Not all the upstarts have surrendered. One of the best success stories belongs to T.J. (for Thurman John) Rodgers, the latest entrepreneur to serve as the region’s enfant terrible. The sandy-haired, squarely built former | Dartmouth lineman remains bullish about the Valley’s future. In eight years Rodgers has built Cypress Semiconductor Corp. into a $300 million concern specializing in high-performance specialty chips and featuring fanatical cost controls that include a careful monitoring of dinner tabs from employee expense reports (dinner limit: $50). “I don’t think Silicon Valley has changed at all,” says Rodgers, dismissing the gloom as “the lingo of losers.” He adds, “It’s the story of the Valley that’s changed.”

In Rodgers’ view the future potential of the region should not be judged on the basis of the slumps being experienced by Valley big guns such as National Semiconductor and Advanced Micro Devices, a collection of companies he calls “the dinosaur club.” Rodgers contends that these firms have failed to stay hungry and competitive. As a result, they have led people to believe the electronics industry requires protectionist legislation and subsidies to survive. “We should not equate their lobbying as lobbying for Silicon Valley,” he says bluntly. “This is still the center of the technology world.”

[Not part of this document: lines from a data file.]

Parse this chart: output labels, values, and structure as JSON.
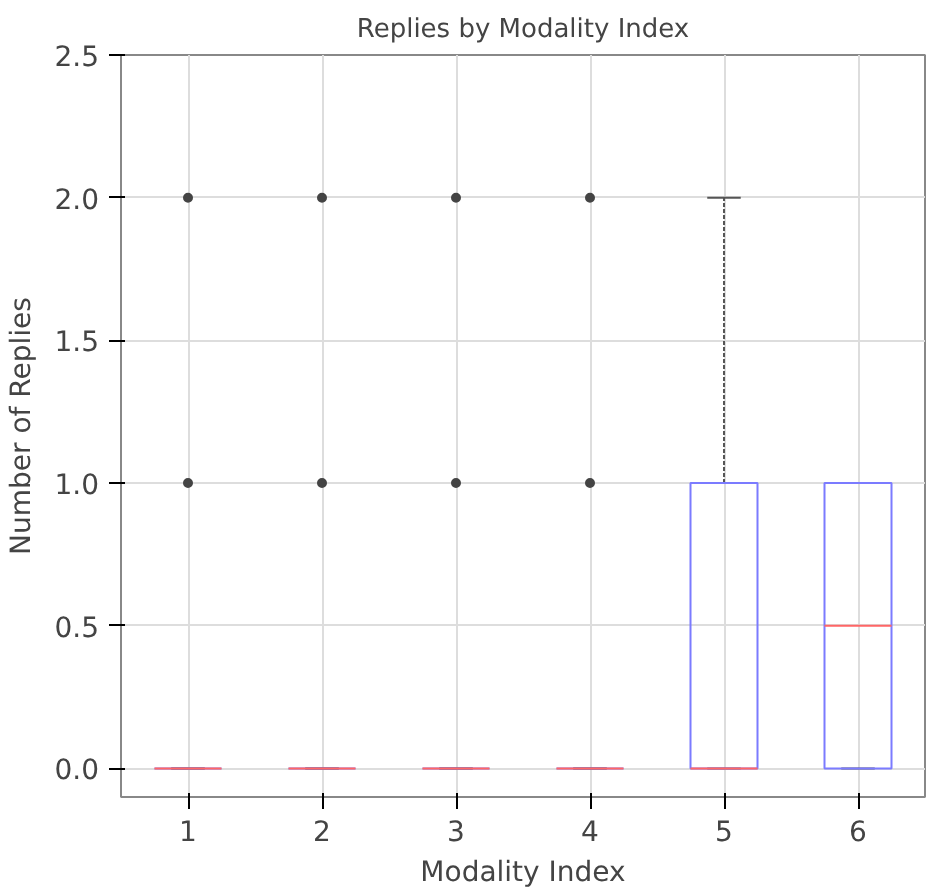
{
  "chart_data": {
    "type": "box",
    "title": "Replies by Modality Index",
    "xlabel": "Modality Index",
    "ylabel": "Number of Replies",
    "categories": [
      "1",
      "2",
      "3",
      "4",
      "5",
      "6"
    ],
    "series": [
      {
        "color": "#7b7bff",
        "boxes": [
          {
            "low": 0,
            "q1": 0,
            "median": 0,
            "q3": 0,
            "high": 0,
            "outliers": [
              1,
              2
            ]
          },
          {
            "low": 0,
            "q1": 0,
            "median": 0,
            "q3": 0,
            "high": 0,
            "outliers": [
              1,
              2
            ]
          },
          {
            "low": 0,
            "q1": 0,
            "median": 0,
            "q3": 0,
            "high": 0,
            "outliers": [
              1,
              2
            ]
          },
          {
            "low": 0,
            "q1": 0,
            "median": 0,
            "q3": 0,
            "high": 0,
            "outliers": [
              1,
              2
            ]
          },
          {
            "low": 0,
            "q1": 0,
            "median": 0,
            "q3": 1,
            "high": 2
          },
          {
            "low": 0,
            "q1": 0,
            "median": 0.5,
            "q3": 1,
            "high": 1
          }
        ]
      }
    ],
    "ylim": [
      -0.1,
      2.5
    ],
    "yticks": [
      {
        "value": 0,
        "label": "0.0"
      },
      {
        "value": 0.5,
        "label": "0.5"
      },
      {
        "value": 1,
        "label": "1.0"
      },
      {
        "value": 1.5,
        "label": "1.5"
      },
      {
        "value": 2,
        "label": "2.0"
      },
      {
        "value": 2.5,
        "label": "2.5"
      }
    ],
    "grid": true
  }
}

For all the current woes, that distinction remains true. At the end of 1990, Silicon Valley had three times the number of jobs and twice the number of electronics firms with sales of $5 million or more as the next largest technology region, the area along Massachusetts’ Route 128. While sales of computer hardware may be struggling, software is booming. Several software companies — among them Adobe Systems and Symantec Corp. — have lately posted record profits. But how much dynamism will remain in five years? With manufacturing moving out to cheaper areas, many locals fear that the Valley may simply end up as a research-and-development backwater. Moreover, at a time when American investors remain wary of committing to new companies, more and more Japanese companies are funding start-ups, which prompts worries that foreign ownership may eventually characterize the region.

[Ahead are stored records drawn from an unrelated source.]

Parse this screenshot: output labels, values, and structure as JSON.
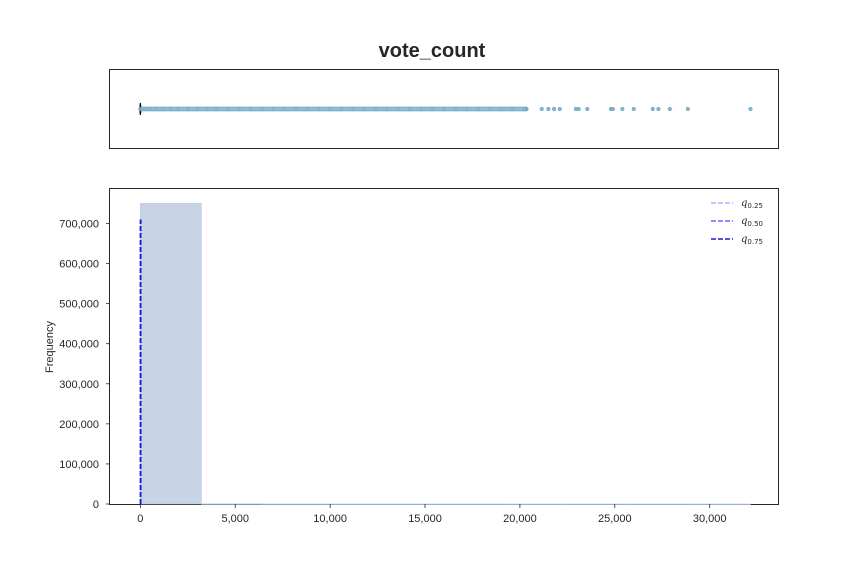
{
  "chart_data": [
    {
      "type": "box",
      "title": "vote_count",
      "xlim": [
        -1600,
        33600
      ],
      "box": {
        "q1": 0,
        "median": 0,
        "q3": 0,
        "whisker_low": 0,
        "whisker_high": 0
      },
      "outliers": [
        1,
        50,
        120,
        300,
        500,
        800,
        1200,
        1600,
        2000,
        2500,
        3000,
        3500,
        4000,
        4600,
        5200,
        5800,
        6400,
        7000,
        7600,
        8200,
        8800,
        9400,
        10000,
        10600,
        11200,
        11800,
        12400,
        13000,
        13600,
        14200,
        14800,
        15400,
        16000,
        16600,
        17200,
        17800,
        18400,
        19000,
        19600,
        20200,
        20350,
        21150,
        21500,
        21800,
        22100,
        22950,
        23100,
        23550,
        24800,
        24900,
        25400,
        26000,
        27000,
        27300,
        27900,
        28850,
        32150
      ],
      "colors": {
        "outlier": "#7fbad8",
        "outlier_edge": "#5b7f99",
        "median": "#000000"
      }
    },
    {
      "type": "histogram",
      "ylabel": "Frequency",
      "xlim": [
        -1600,
        33600
      ],
      "ylim": [
        0,
        786000
      ],
      "xticks": [
        0,
        5000,
        10000,
        15000,
        20000,
        25000,
        30000
      ],
      "xtick_labels": [
        "0",
        "5,000",
        "10,000",
        "15,000",
        "20,000",
        "25,000",
        "30,000"
      ],
      "yticks": [
        0,
        100000,
        200000,
        300000,
        400000,
        500000,
        600000,
        700000
      ],
      "ytick_labels": [
        "0",
        "100,000",
        "200,000",
        "300,000",
        "400,000",
        "500,000",
        "600,000",
        "700,000"
      ],
      "bins": [
        {
          "x0": 0,
          "x1": 3215,
          "count": 750000
        },
        {
          "x0": 3215,
          "x1": 6430,
          "count": 300
        },
        {
          "x0": 6430,
          "x1": 9645,
          "count": 120
        },
        {
          "x0": 9645,
          "x1": 12860,
          "count": 60
        },
        {
          "x0": 12860,
          "x1": 16075,
          "count": 40
        },
        {
          "x0": 16075,
          "x1": 19290,
          "count": 25
        },
        {
          "x0": 19290,
          "x1": 22505,
          "count": 12
        },
        {
          "x0": 22505,
          "x1": 25720,
          "count": 6
        },
        {
          "x0": 25720,
          "x1": 28935,
          "count": 5
        },
        {
          "x0": 28935,
          "x1": 32150,
          "count": 1
        }
      ],
      "quantile_lines": [
        {
          "label_main": "q",
          "label_sub": "0.25",
          "x": 0,
          "ymax": 710000,
          "color": "#b3b3ff",
          "opacity": 1
        },
        {
          "label_main": "q",
          "label_sub": "0.50",
          "x": 0,
          "ymax": 710000,
          "color": "#6666ff",
          "opacity": 1
        },
        {
          "label_main": "q",
          "label_sub": "0.75",
          "x": 0,
          "ymax": 710000,
          "color": "#1a1ad9",
          "opacity": 1
        }
      ],
      "legend_position": "top-right",
      "colors": {
        "bar": "#c8d4e6",
        "bar_edge": "#a7c1dc",
        "axis": "#262626"
      }
    }
  ]
}
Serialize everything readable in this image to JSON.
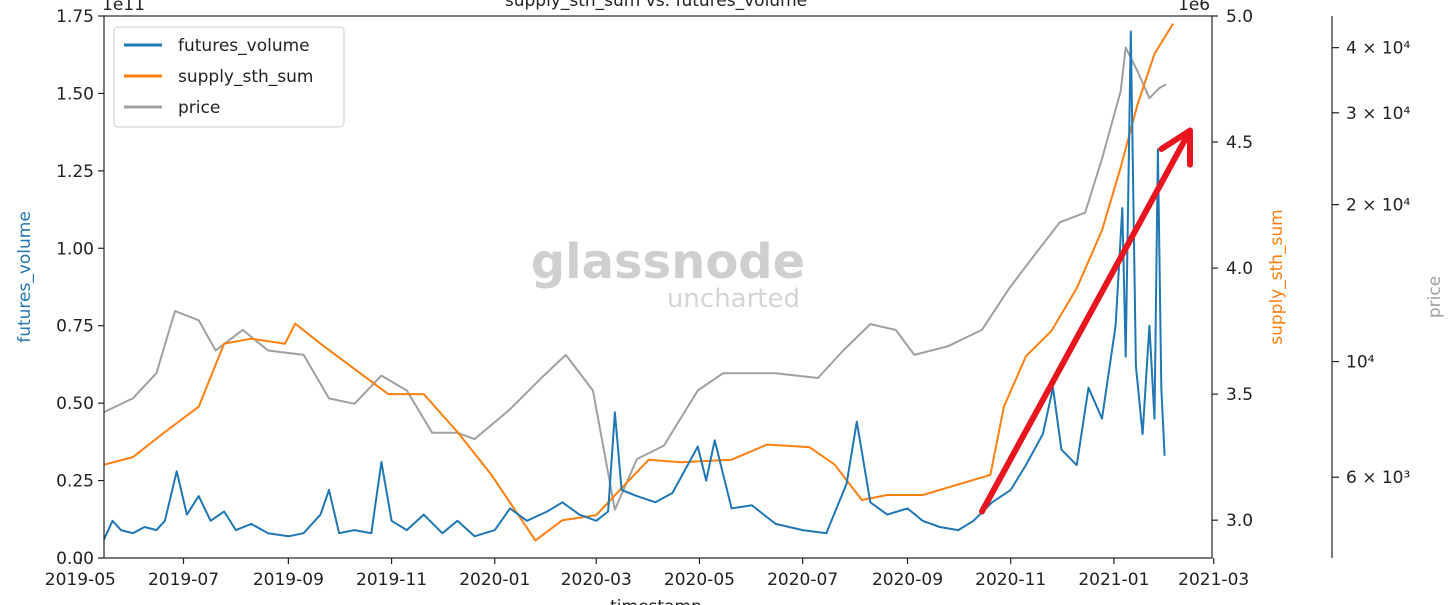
{
  "chart_data": {
    "type": "line",
    "title": "supply_sth_sum vs. futures_volume",
    "xlabel": "timestamp",
    "x_ticks": [
      "2019-05",
      "2019-07",
      "2019-09",
      "2019-11",
      "2020-01",
      "2020-03",
      "2020-05",
      "2020-07",
      "2020-09",
      "2020-11",
      "2021-01",
      "2021-03"
    ],
    "left_axis": {
      "label": "futures_volume",
      "color": "#1f77b4",
      "offset_label": "1e11",
      "ylim": [
        0,
        1.75
      ],
      "ticks": [
        "0.00",
        "0.25",
        "0.50",
        "0.75",
        "1.00",
        "1.25",
        "1.50",
        "1.75"
      ]
    },
    "right_axis": {
      "label": "supply_sth_sum",
      "color": "#ff7f0e",
      "offset_label": "1e6",
      "ylim": [
        2.85,
        5.0
      ],
      "ticks": [
        "3.0",
        "3.5",
        "4.0",
        "4.5",
        "5.0"
      ]
    },
    "price_axis": {
      "label": "price",
      "color": "#a0a0a0",
      "scale": "log",
      "ylim": [
        4200,
        46000
      ],
      "tick_values": [
        6000,
        10000,
        20000,
        30000,
        40000
      ],
      "ticks": [
        "6 × 10³",
        "10⁴",
        "2 × 10⁴",
        "3 × 10⁴",
        "4 × 10⁴"
      ]
    },
    "legend": {
      "placement": "top-left",
      "entries": [
        "futures_volume",
        "supply_sth_sum",
        "price"
      ]
    },
    "grid": false,
    "series": [
      {
        "name": "futures_volume",
        "axis": "left",
        "color": "#1f77b4",
        "points": [
          [
            "2019-05-15",
            0.06
          ],
          [
            "2019-05-20",
            0.12
          ],
          [
            "2019-05-25",
            0.09
          ],
          [
            "2019-06-01",
            0.08
          ],
          [
            "2019-06-08",
            0.1
          ],
          [
            "2019-06-15",
            0.09
          ],
          [
            "2019-06-20",
            0.12
          ],
          [
            "2019-06-27",
            0.28
          ],
          [
            "2019-07-03",
            0.14
          ],
          [
            "2019-07-10",
            0.2
          ],
          [
            "2019-07-17",
            0.12
          ],
          [
            "2019-07-25",
            0.15
          ],
          [
            "2019-08-01",
            0.09
          ],
          [
            "2019-08-10",
            0.11
          ],
          [
            "2019-08-20",
            0.08
          ],
          [
            "2019-09-01",
            0.07
          ],
          [
            "2019-09-10",
            0.08
          ],
          [
            "2019-09-20",
            0.14
          ],
          [
            "2019-09-25",
            0.22
          ],
          [
            "2019-10-01",
            0.08
          ],
          [
            "2019-10-10",
            0.09
          ],
          [
            "2019-10-20",
            0.08
          ],
          [
            "2019-10-26",
            0.31
          ],
          [
            "2019-11-01",
            0.12
          ],
          [
            "2019-11-10",
            0.09
          ],
          [
            "2019-11-20",
            0.14
          ],
          [
            "2019-12-01",
            0.08
          ],
          [
            "2019-12-10",
            0.12
          ],
          [
            "2019-12-20",
            0.07
          ],
          [
            "2020-01-01",
            0.09
          ],
          [
            "2020-01-10",
            0.16
          ],
          [
            "2020-01-20",
            0.12
          ],
          [
            "2020-02-01",
            0.15
          ],
          [
            "2020-02-10",
            0.18
          ],
          [
            "2020-02-20",
            0.14
          ],
          [
            "2020-03-01",
            0.12
          ],
          [
            "2020-03-08",
            0.15
          ],
          [
            "2020-03-12",
            0.47
          ],
          [
            "2020-03-16",
            0.22
          ],
          [
            "2020-03-25",
            0.2
          ],
          [
            "2020-04-05",
            0.18
          ],
          [
            "2020-04-15",
            0.21
          ],
          [
            "2020-04-30",
            0.36
          ],
          [
            "2020-05-05",
            0.25
          ],
          [
            "2020-05-10",
            0.38
          ],
          [
            "2020-05-20",
            0.16
          ],
          [
            "2020-06-01",
            0.17
          ],
          [
            "2020-06-15",
            0.11
          ],
          [
            "2020-07-01",
            0.09
          ],
          [
            "2020-07-15",
            0.08
          ],
          [
            "2020-07-27",
            0.24
          ],
          [
            "2020-08-02",
            0.44
          ],
          [
            "2020-08-10",
            0.18
          ],
          [
            "2020-08-20",
            0.14
          ],
          [
            "2020-09-01",
            0.16
          ],
          [
            "2020-09-10",
            0.12
          ],
          [
            "2020-09-20",
            0.1
          ],
          [
            "2020-10-01",
            0.09
          ],
          [
            "2020-10-10",
            0.12
          ],
          [
            "2020-10-21",
            0.18
          ],
          [
            "2020-11-01",
            0.22
          ],
          [
            "2020-11-10",
            0.3
          ],
          [
            "2020-11-20",
            0.4
          ],
          [
            "2020-11-26",
            0.55
          ],
          [
            "2020-12-01",
            0.35
          ],
          [
            "2020-12-10",
            0.3
          ],
          [
            "2020-12-17",
            0.55
          ],
          [
            "2020-12-25",
            0.45
          ],
          [
            "2021-01-02",
            0.75
          ],
          [
            "2021-01-06",
            1.13
          ],
          [
            "2021-01-08",
            0.65
          ],
          [
            "2021-01-11",
            1.7
          ],
          [
            "2021-01-14",
            0.62
          ],
          [
            "2021-01-18",
            0.4
          ],
          [
            "2021-01-22",
            0.75
          ],
          [
            "2021-01-25",
            0.45
          ],
          [
            "2021-01-27",
            1.32
          ],
          [
            "2021-01-29",
            0.55
          ],
          [
            "2021-01-31",
            0.33
          ]
        ]
      },
      {
        "name": "supply_sth_sum",
        "axis": "right",
        "color": "#ff7f0e",
        "points": [
          [
            "2019-05-15",
            3.22
          ],
          [
            "2019-06-01",
            3.25
          ],
          [
            "2019-06-20",
            3.35
          ],
          [
            "2019-07-10",
            3.45
          ],
          [
            "2019-07-25",
            3.7
          ],
          [
            "2019-08-10",
            3.72
          ],
          [
            "2019-08-30",
            3.7
          ],
          [
            "2019-09-05",
            3.78
          ],
          [
            "2019-09-20",
            3.7
          ],
          [
            "2019-10-10",
            3.6
          ],
          [
            "2019-10-30",
            3.5
          ],
          [
            "2019-11-20",
            3.5
          ],
          [
            "2019-12-10",
            3.35
          ],
          [
            "2019-12-30",
            3.18
          ],
          [
            "2020-01-15",
            3.02
          ],
          [
            "2020-01-25",
            2.92
          ],
          [
            "2020-02-10",
            3.0
          ],
          [
            "2020-03-01",
            3.02
          ],
          [
            "2020-03-15",
            3.12
          ],
          [
            "2020-04-01",
            3.24
          ],
          [
            "2020-04-20",
            3.23
          ],
          [
            "2020-05-20",
            3.24
          ],
          [
            "2020-06-10",
            3.3
          ],
          [
            "2020-07-05",
            3.29
          ],
          [
            "2020-07-20",
            3.22
          ],
          [
            "2020-08-05",
            3.08
          ],
          [
            "2020-08-20",
            3.1
          ],
          [
            "2020-09-10",
            3.1
          ],
          [
            "2020-10-05",
            3.15
          ],
          [
            "2020-10-20",
            3.18
          ],
          [
            "2020-10-28",
            3.45
          ],
          [
            "2020-11-10",
            3.65
          ],
          [
            "2020-11-25",
            3.75
          ],
          [
            "2020-12-10",
            3.92
          ],
          [
            "2020-12-25",
            4.15
          ],
          [
            "2021-01-05",
            4.4
          ],
          [
            "2021-01-15",
            4.65
          ],
          [
            "2021-01-25",
            4.85
          ],
          [
            "2021-02-05",
            4.97
          ]
        ]
      },
      {
        "name": "price",
        "axis": "price",
        "color": "#a0a0a0",
        "points": [
          [
            "2019-05-15",
            8000
          ],
          [
            "2019-06-01",
            8500
          ],
          [
            "2019-06-15",
            9500
          ],
          [
            "2019-06-26",
            12500
          ],
          [
            "2019-07-10",
            12000
          ],
          [
            "2019-07-20",
            10500
          ],
          [
            "2019-08-05",
            11500
          ],
          [
            "2019-08-20",
            10500
          ],
          [
            "2019-09-10",
            10300
          ],
          [
            "2019-09-25",
            8500
          ],
          [
            "2019-10-10",
            8300
          ],
          [
            "2019-10-26",
            9400
          ],
          [
            "2019-11-10",
            8800
          ],
          [
            "2019-11-25",
            7300
          ],
          [
            "2019-12-10",
            7300
          ],
          [
            "2019-12-20",
            7100
          ],
          [
            "2020-01-10",
            8100
          ],
          [
            "2020-01-30",
            9400
          ],
          [
            "2020-02-12",
            10300
          ],
          [
            "2020-02-28",
            8800
          ],
          [
            "2020-03-12",
            5200
          ],
          [
            "2020-03-25",
            6500
          ],
          [
            "2020-04-10",
            6900
          ],
          [
            "2020-04-30",
            8800
          ],
          [
            "2020-05-15",
            9500
          ],
          [
            "2020-06-15",
            9500
          ],
          [
            "2020-07-10",
            9300
          ],
          [
            "2020-07-25",
            10500
          ],
          [
            "2020-08-10",
            11800
          ],
          [
            "2020-08-25",
            11500
          ],
          [
            "2020-09-05",
            10300
          ],
          [
            "2020-09-25",
            10700
          ],
          [
            "2020-10-15",
            11500
          ],
          [
            "2020-10-31",
            13800
          ],
          [
            "2020-11-15",
            16000
          ],
          [
            "2020-11-30",
            18500
          ],
          [
            "2020-12-15",
            19300
          ],
          [
            "2020-12-25",
            24500
          ],
          [
            "2021-01-05",
            33000
          ],
          [
            "2021-01-08",
            40000
          ],
          [
            "2021-01-15",
            36000
          ],
          [
            "2021-01-22",
            32000
          ],
          [
            "2021-01-28",
            33500
          ],
          [
            "2021-02-01",
            34000
          ]
        ]
      }
    ]
  },
  "watermark": {
    "main": "glassnode",
    "sub": "uncharted"
  },
  "arrow": {
    "color": "#e8141e",
    "from": [
      "2020-10-15",
      0.15
    ],
    "to": [
      "2021-02-15",
      1.38
    ]
  }
}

Two decades ago, the notion that bucolic, orchard-filled Santa Clara County would become the world’s capital of anything would have seemed ludicrous, especially to its residents. Sunnyvale councilman Stone remembers how concerned one of his campaign workers was in 1975 because her son had dropped out of college to tinker away in the garage. Stone advised Mrs. Wozniak to be patient, that the boy would soon tire of his pursuits and return to school. But Steve Wozniak co-founded Apple Computer instead. “Silicon Valley snuck up on us,” Stone muses. “Now it’s a modern legend.” But will the Valley remain the stuff of legend? All it needs is a few more revolutionaries again — the kind who sort of sneak up on you.